The World Health Organisation confirms that Ebola transmits through direct contact with blood, body fluids, or tissues from infected persons. This includes touching contaminated surfaces, handling infected animals, or coming into contact with someone who has died from the virus. The disease doesn't spread through air like COVID-19, but physical contact makes it extremely dangerous in close-knit communities.
Early symptoms mirror what many Kenyans experience during malaria season – sudden fever, severe headache, muscle pain, and weakness. But Ebola quickly escalates to vomiting, diarrhea, and in severe cases, bleeding from various body parts. These symptoms typically appear 2-21 days after infection, making early detection challenging for our already stretched healthcare system.

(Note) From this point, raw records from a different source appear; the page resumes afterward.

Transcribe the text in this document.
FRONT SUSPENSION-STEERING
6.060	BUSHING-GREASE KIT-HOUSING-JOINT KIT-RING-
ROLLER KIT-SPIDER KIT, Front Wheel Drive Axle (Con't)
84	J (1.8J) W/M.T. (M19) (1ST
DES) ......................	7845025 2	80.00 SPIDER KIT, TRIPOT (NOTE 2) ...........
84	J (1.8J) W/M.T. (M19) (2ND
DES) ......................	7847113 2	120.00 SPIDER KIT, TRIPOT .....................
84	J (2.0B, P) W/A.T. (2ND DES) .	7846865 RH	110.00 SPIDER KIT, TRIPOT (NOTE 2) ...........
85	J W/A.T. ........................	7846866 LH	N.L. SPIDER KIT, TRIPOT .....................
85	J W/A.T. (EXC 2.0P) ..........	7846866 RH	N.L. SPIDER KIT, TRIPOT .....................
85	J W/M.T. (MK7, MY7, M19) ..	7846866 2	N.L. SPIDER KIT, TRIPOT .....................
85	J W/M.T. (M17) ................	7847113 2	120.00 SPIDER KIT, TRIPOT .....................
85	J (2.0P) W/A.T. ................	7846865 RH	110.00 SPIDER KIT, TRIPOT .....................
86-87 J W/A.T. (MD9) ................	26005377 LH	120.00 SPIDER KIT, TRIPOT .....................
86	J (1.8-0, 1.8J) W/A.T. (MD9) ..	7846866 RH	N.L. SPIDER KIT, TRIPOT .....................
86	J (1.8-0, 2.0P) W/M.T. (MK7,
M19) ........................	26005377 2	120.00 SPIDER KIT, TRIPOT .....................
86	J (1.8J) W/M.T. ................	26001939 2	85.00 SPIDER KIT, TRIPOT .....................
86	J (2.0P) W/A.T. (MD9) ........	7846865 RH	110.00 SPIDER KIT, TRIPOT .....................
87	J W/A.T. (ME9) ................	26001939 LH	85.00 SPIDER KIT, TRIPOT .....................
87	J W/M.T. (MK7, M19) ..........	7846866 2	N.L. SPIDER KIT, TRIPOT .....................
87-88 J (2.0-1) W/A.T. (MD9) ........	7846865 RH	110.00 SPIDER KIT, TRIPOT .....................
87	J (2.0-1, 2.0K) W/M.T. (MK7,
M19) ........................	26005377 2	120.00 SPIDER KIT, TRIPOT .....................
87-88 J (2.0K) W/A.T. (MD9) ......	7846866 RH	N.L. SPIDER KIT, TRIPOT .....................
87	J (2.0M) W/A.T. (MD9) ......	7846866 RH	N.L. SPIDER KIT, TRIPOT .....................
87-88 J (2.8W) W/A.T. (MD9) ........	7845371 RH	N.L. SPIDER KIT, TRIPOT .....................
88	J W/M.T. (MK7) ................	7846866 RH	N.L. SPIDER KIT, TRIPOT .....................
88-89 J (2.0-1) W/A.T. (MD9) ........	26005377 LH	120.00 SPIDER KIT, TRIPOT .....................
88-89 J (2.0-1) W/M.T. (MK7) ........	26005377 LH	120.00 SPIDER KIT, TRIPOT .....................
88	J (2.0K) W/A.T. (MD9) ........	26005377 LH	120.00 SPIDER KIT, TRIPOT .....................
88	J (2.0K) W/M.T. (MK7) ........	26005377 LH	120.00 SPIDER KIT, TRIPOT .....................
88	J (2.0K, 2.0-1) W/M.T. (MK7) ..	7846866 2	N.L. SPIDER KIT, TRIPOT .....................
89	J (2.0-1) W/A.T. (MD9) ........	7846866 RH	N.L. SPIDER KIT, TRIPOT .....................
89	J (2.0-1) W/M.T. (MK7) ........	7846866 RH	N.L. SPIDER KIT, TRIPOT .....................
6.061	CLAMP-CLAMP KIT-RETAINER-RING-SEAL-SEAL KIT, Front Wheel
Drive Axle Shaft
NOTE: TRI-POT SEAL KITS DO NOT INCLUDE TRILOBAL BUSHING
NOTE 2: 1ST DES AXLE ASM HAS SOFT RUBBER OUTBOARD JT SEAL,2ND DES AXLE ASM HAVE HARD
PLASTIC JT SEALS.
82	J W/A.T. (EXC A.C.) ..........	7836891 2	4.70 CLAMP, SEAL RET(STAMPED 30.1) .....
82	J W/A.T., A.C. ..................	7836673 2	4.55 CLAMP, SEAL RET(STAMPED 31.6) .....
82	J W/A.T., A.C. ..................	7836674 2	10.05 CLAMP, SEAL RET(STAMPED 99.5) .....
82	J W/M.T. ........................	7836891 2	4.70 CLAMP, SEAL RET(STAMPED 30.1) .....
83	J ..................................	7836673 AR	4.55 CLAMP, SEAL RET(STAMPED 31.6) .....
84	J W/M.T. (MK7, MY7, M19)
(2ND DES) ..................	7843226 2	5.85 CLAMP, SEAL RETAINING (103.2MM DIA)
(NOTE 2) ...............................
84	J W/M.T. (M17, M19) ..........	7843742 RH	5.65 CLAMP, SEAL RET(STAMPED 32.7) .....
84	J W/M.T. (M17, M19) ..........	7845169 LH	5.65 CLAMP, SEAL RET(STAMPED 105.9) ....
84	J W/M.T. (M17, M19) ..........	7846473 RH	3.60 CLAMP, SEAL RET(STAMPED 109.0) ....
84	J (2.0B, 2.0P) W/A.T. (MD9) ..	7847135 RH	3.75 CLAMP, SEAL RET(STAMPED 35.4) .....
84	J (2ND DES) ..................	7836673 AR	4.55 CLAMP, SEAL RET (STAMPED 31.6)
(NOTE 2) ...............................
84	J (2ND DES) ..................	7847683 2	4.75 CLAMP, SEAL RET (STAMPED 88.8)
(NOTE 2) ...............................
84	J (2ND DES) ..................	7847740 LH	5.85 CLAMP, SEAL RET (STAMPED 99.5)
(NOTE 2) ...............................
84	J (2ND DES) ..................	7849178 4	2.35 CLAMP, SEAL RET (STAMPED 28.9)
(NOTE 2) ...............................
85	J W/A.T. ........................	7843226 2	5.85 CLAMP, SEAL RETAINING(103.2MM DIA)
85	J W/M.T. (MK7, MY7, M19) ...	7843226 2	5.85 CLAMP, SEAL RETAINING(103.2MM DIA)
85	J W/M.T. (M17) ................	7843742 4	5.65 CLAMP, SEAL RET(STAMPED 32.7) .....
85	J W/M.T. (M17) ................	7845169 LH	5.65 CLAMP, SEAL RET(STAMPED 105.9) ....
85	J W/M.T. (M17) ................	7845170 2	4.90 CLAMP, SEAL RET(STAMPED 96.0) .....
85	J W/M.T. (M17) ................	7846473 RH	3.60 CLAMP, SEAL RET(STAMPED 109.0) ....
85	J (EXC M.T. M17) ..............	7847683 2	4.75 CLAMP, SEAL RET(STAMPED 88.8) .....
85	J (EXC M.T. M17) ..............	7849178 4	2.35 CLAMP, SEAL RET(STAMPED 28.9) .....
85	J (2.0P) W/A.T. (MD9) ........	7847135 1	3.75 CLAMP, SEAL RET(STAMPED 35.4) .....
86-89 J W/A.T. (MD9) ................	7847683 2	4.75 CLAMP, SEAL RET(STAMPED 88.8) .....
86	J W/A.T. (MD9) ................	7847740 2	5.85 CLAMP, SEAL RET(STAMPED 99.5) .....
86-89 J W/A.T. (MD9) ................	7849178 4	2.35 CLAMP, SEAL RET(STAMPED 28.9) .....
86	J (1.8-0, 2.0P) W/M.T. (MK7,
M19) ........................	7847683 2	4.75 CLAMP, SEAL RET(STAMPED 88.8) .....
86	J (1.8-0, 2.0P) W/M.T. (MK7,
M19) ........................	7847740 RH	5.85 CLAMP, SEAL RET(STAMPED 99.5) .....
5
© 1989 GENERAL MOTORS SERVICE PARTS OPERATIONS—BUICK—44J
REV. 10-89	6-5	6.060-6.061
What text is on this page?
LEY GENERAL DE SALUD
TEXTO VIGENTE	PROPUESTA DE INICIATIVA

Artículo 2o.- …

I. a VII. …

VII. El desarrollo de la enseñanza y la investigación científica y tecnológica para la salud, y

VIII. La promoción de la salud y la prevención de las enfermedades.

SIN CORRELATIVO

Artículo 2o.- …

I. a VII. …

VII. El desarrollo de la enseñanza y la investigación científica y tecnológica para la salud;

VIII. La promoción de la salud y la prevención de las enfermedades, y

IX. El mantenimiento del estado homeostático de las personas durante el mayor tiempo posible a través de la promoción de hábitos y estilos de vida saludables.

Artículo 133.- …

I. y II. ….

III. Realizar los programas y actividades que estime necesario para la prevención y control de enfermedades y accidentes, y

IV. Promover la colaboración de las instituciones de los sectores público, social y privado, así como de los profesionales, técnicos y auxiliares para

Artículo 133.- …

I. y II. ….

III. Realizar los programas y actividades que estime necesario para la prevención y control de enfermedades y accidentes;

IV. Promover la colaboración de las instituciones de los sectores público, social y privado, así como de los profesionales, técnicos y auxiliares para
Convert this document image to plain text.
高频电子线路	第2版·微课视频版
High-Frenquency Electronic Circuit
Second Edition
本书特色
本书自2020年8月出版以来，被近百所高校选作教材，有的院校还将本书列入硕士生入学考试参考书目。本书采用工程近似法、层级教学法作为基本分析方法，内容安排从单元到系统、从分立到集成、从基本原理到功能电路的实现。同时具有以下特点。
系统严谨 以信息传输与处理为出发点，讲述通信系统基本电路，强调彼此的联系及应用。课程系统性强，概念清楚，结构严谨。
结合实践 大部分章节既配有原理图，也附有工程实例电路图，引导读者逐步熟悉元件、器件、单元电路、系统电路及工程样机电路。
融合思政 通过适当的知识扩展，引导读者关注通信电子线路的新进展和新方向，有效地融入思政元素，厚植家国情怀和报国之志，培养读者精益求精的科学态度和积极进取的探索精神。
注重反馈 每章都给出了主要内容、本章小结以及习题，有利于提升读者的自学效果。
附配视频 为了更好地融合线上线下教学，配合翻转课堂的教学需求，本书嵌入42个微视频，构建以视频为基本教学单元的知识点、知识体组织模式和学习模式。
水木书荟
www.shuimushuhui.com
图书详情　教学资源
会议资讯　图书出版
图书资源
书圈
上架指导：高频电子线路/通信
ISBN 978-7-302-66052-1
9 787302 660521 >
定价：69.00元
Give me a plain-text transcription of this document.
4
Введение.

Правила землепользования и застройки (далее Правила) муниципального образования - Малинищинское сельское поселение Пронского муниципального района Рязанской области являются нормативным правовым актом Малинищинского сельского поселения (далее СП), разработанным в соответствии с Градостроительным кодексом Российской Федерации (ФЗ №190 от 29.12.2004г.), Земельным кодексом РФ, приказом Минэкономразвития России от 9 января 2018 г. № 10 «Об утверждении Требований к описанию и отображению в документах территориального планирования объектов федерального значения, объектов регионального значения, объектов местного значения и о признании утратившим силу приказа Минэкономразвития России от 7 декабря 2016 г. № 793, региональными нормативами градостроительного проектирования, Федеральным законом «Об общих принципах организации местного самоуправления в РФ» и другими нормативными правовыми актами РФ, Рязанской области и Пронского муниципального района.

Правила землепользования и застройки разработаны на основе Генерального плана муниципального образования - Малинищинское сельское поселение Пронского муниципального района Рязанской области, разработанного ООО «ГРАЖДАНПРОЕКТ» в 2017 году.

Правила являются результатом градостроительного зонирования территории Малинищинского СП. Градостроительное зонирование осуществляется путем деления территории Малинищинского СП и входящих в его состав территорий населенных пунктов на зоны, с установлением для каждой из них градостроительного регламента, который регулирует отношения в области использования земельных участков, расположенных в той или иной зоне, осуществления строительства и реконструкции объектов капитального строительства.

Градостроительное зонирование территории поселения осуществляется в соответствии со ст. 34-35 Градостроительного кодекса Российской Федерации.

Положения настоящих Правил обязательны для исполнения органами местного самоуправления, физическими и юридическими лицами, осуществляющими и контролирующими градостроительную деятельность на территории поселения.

Healthcare workers, family members caring for sick relatives, and people handling deceased bodies face the highest risk. In Kenya's context, this puts our community health volunteers, hospital staff, and families who cannot afford private healthcare in potential danger. Traditional burial practices and the communal way we care for our sick also increase transmission risks.
Kenya's proximity to countries that have experienced Ebola outbreaks means we cannot afford to be complacent. Our busy borders, from Namanga to Malaba, see thousands crossing daily for business and family visits. One infected person boarding a matatu from the border to Nairobi could potentially start a chain reaction that our health system isn't fully equipped to handle.
The good news is that Ebola vaccines exist and have proven effective in containing outbreaks in West and Central Africa. Kenya has emergency response protocols, but their success depends on early detection, quick isolation, and community cooperation. Our strength lies in the same communal spirit that makes us vulnerable – when informed properly, Kenyan communities have shown they can unite to fight health threats.
With monkeypox already confirmed in Kenya and other diseases crossing borders more frequently, how prepared do you think your county is to handle an Ebola case?